Gesellschaft

Abgeordnete des Bundestages als Werbeziel von Sekten

Das Internet macht’s möglich: Sehr einfach sind die weit über 6oo Abgeordneten des Deutschen Bundestages postalisch und noch einfacher per elektronischer Post zu erreichen. Diese Möglichkeit haben sich in den letzten Wochen auch weltanschauliche Einzelkämpfer und Gruppierungen zu Nutze gemacht, um für ihre Anliegen zu werben. Im Juli erhielten alle Bundestagsabgeordneten eine Nachricht mit dem Betreff: „Zeichen von Gott: Der Messias kommt. Wir haben den Weltuntergang und stehen vorm Jüngsten Tag. Das Brandenburger Tor in Berlin ist das Höllentor der Menschheit und muss sofort abgerissen werden!!!“ Hinter dieser obskuren Weltsicht verbirgt sich ein Herr Gerhard Roth, der eine professionell gestaltete und animationsreiche Internetseite unter www.zevo.de eingerichtet hat und damit für seine Sicht der Dinge wirbt, die geprägt ist von apokalyptischen Szenarien, Verschwörungstheorien und konkreten Handlungsaufrufen.

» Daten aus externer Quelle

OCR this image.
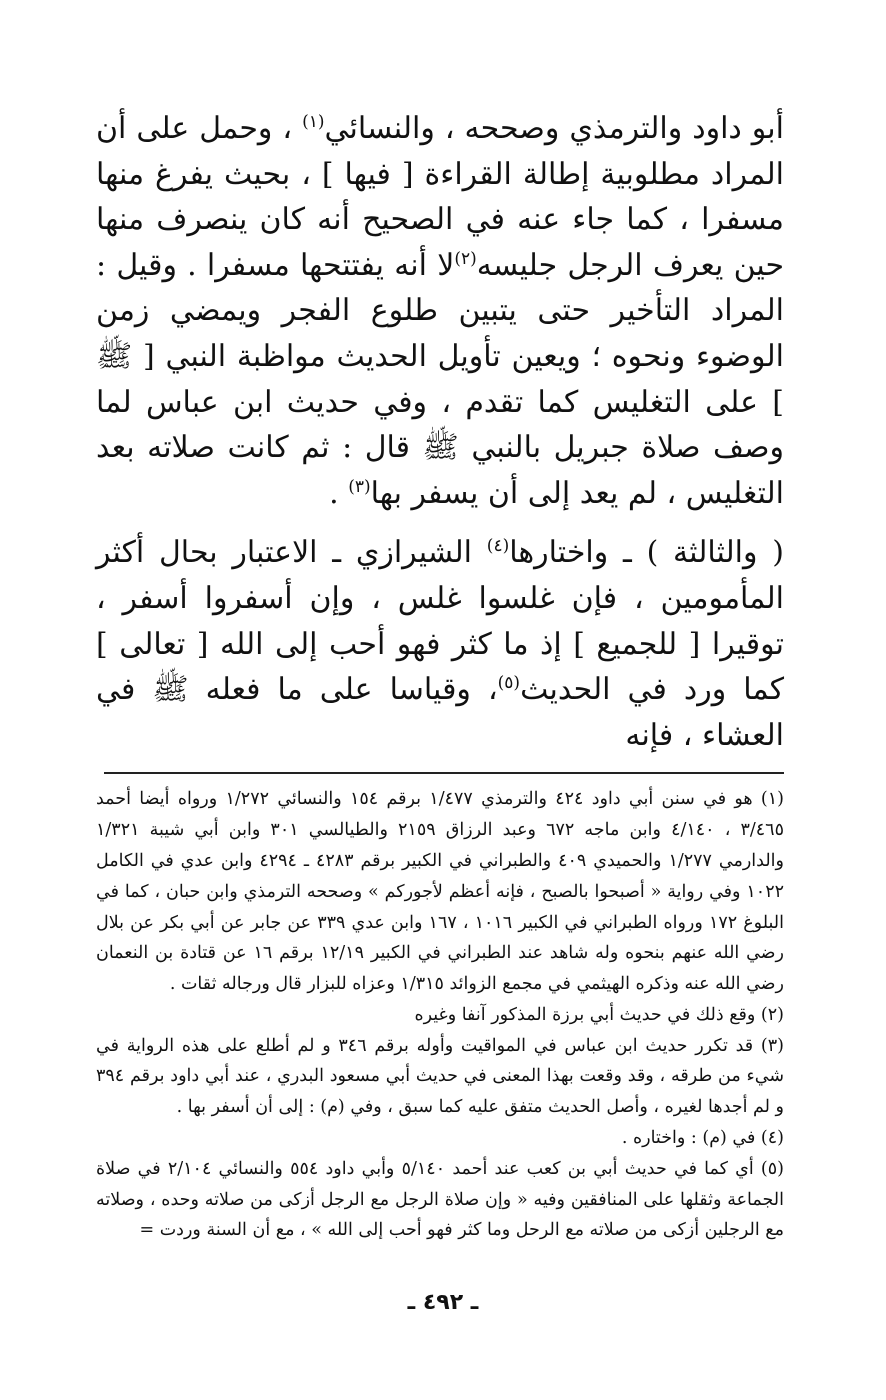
أبو داود والترمذي وصححه ، والنسائي$^{(١)}$ ، وحمل على أن المراد مطلوبية إطالة القراءة [ فيها ] ، بحيث يفرغ منها مسفرا ، كما جاء عنه في الصحيح أنه كان ينصرف منها حين يعرف الرجل جليسه$^{(٢)}$لا أنه يفتتحها مسفرا . وقيل : المراد التأخير حتى يتبين طلوع الفجر ويمضي زمن الوضوء ونحوه ؛ ويعين تأويل الحديث مواظبة النبي [ ﷺ ] على التغليس كما تقدم ، وفي حديث ابن عباس لما وصف صلاة جبريل بالنبي ﷺ قال : ثم كانت صلاته بعد التغليس ، لم يعد إلى أن يسفر بها$^{(٣)}$ .

( والثالثة ) ـ واختارها$^{(٤)}$ الشيرازي ـ الاعتبار بحال أكثر المأمومين ، فإن غلسوا غلس ، وإن أسفروا أسفر ، توقيرا [ للجميع ] إذ ما كثر فهو أحب إلى الله [ تعالى ] كما ورد في الحديث$^{(٥)}$، وقياسا على ما فعله ﷺ في العشاء ، فإنه

(١) هو في سنن أبي داود ٤٢٤ والترمذي ١/٤٧٧ برقم ١٥٤ والنسائي ١/٢٧٢ ورواه أيضا أحمد ٣/٤٦٥ ، ٤/١٤٠ وابن ماجه ٦٧٢ وعبد الرزاق ٢١٥٩ والطيالسي ٣٠١ وابن أبي شيبة ١/٣٢١ والدارمي ١/٢٧٧ والحميدي ٤٠٩ والطبراني في الكبير برقم ٤٢٨٣ ـ ٤٢٩٤ وابن عدي في الكامل ١٠٢٢ وفي رواية « أصبحوا بالصبح ، فإنه أعظم لأجوركم » وصححه الترمذي وابن حبان ، كما في البلوغ ١٧٢ ورواه الطبراني في الكبير ١٠١٦ ، ١٦٧ وابن عدي ٣٣٩ عن جابر عن أبي بكر عن بلال رضي الله عنهم بنحوه وله شاهد عند الطبراني في الكبير ١٢/١٩ برقم ١٦ عن قتادة بن النعمان رضي الله عنه وذكره الهيثمي في مجمع الزوائد ١/٣١٥ وعزاه للبزار قال ورجاله ثقات .

(٢) وقع ذلك في حديث أبي برزة المذكور آنفا وغيره

(٣) قد تكرر حديث ابن عباس في المواقيت وأوله برقم ٣٤٦ و لم أطلع على هذه الرواية في شيء من طرقه ، وقد وقعت بهذا المعنى في حديث أبي مسعود البدري ، عند أبي داود برقم ٣٩٤ و لم أجدها لغيره ، وأصل الحديث متفق عليه كما سبق ، وفي (م) : إلى أن أسفر بها .

(٤) في (م) : واختاره .

(٥) أي كما في حديث أبي بن كعب عند أحمد ٥/١٤٠ وأبي داود ٥٥٤ والنسائي ٢/١٠٤ في صلاة الجماعة وثقلها على المنافقين وفيه « وإن صلاة الرجل مع الرجل أزكى من صلاته وحده ، وصلاته مع الرجلين أزكى من صلاته مع الرحل وما كثر فهو أحب إلى الله » ، مع أن السنة وردت =

ـ ٤٩٢ ـ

Einige Wochen zuvor wurden die Bundestagsabgeordneten mit einer drei Seiten starken, bebilderten englischsprachigen Warnung konfrontiert, die behauptete, dass die Weltpolitik zu 95 Prozent aus Saudi-Arabien von „negativen Extraterrestriern“ kontrolliert werde. Im Hintergrund stehe Ashtar Sheran, ein höheres spirituelles Wesen, das zehn Millionen Ufos befehlige. Hingewiesen wurde auf die dazugehörige Internetadresse (www.universe-people.com). Im Hintergrund dieser Seite steht ein Ivo A. Benda, der offensichtlich Kopf dieser Ufo-Glaubensgemeinschaft ist (vgl. dazu den EZW-Text 153 von Andreas Grünschloß „Wenn die Götter landen...“). Pikanterweise verweist ein Link auf dieser Seite zu einem angeblich gechannelten Text von Gabriele Wittek, die sich auf 34 Seiten darüber auslässt, wie Christus den Dämonenstaat enthülle und seine Helfershelfer entlarven könne.

Den herkömmlichen Briefweg hat eine Frau aus Birkenwerder nahe Berlin gewählt. In einem Schreiben an alle Bundestagsabgeordneten wies sie auf den dringenden Handlungsbedarf hinsichtlich der Drogenbekämpfung hin. Freimütig bekannte sie, seit 30 Jahren Mitglied der Scientology-Organisation zu sein und in ihrer freien Zeit deren Anti-Drogen-Arbeit zu unterstützen und zu befördern. Deshalb lag dem Brief auch ein wohlwollend belobigender Artikel aus dem „Anzeigenblatt von der Müritz“ zur Rehabilitationsmethode von L. Ron Hubbard sowie dem Narconon-Programm bei. Glücklicherweise war Frau Rennebach, die sektenpolitische Sprecherin der SPD-Fraktion, engagiert genug, prompt eine zweiseitige Klarstellung an ihre Kolleginnen und Kollegen des Bundestages zu versenden. Ausführlich verwies sie darauf, dass Narconon keine fachlich qualifizierte Therapieeinrichtung sei. Fachleute sowie diverse Regierungsstellen wie die schleswig-holsteinische Landesregierung, das Innenministerium Bayern oder das Landesschulamt Berlin warnen vor der Teilnahme am Narconon-Programm. Es bestehe eine große Gefahr, dass der bereits bestehenden Sucht eine geistige und materielle Abhängigkeit folge.

Was beim zuletzt geschilderten Fall von Scientology schnell einleuchten mag, stellt sich bei den beiden zuvor beschriebenen Zusendungen als schwieriger dar: Werden diese Anschreiben einfach belächelt und abgeheftet, oder wird ihnen ernsthaft nachgegangen und weiter recherchiert? Jedenfalls ist unübersehbar, dass in Zeiten verwischter Religiosität und hoher weltanschaulicher Pluralität gerade bei politischen und gesellschaftlichen Entscheidungsträgern solide Informationen benötigt werden, um in der verwirrenden Vielfalt von Sinnangeboten angemessene Entscheidungen treffen zu können – und sei es nur die, bestimmte Post nach der ersten Durchsicht unter „Kuriosa“ abzuheften.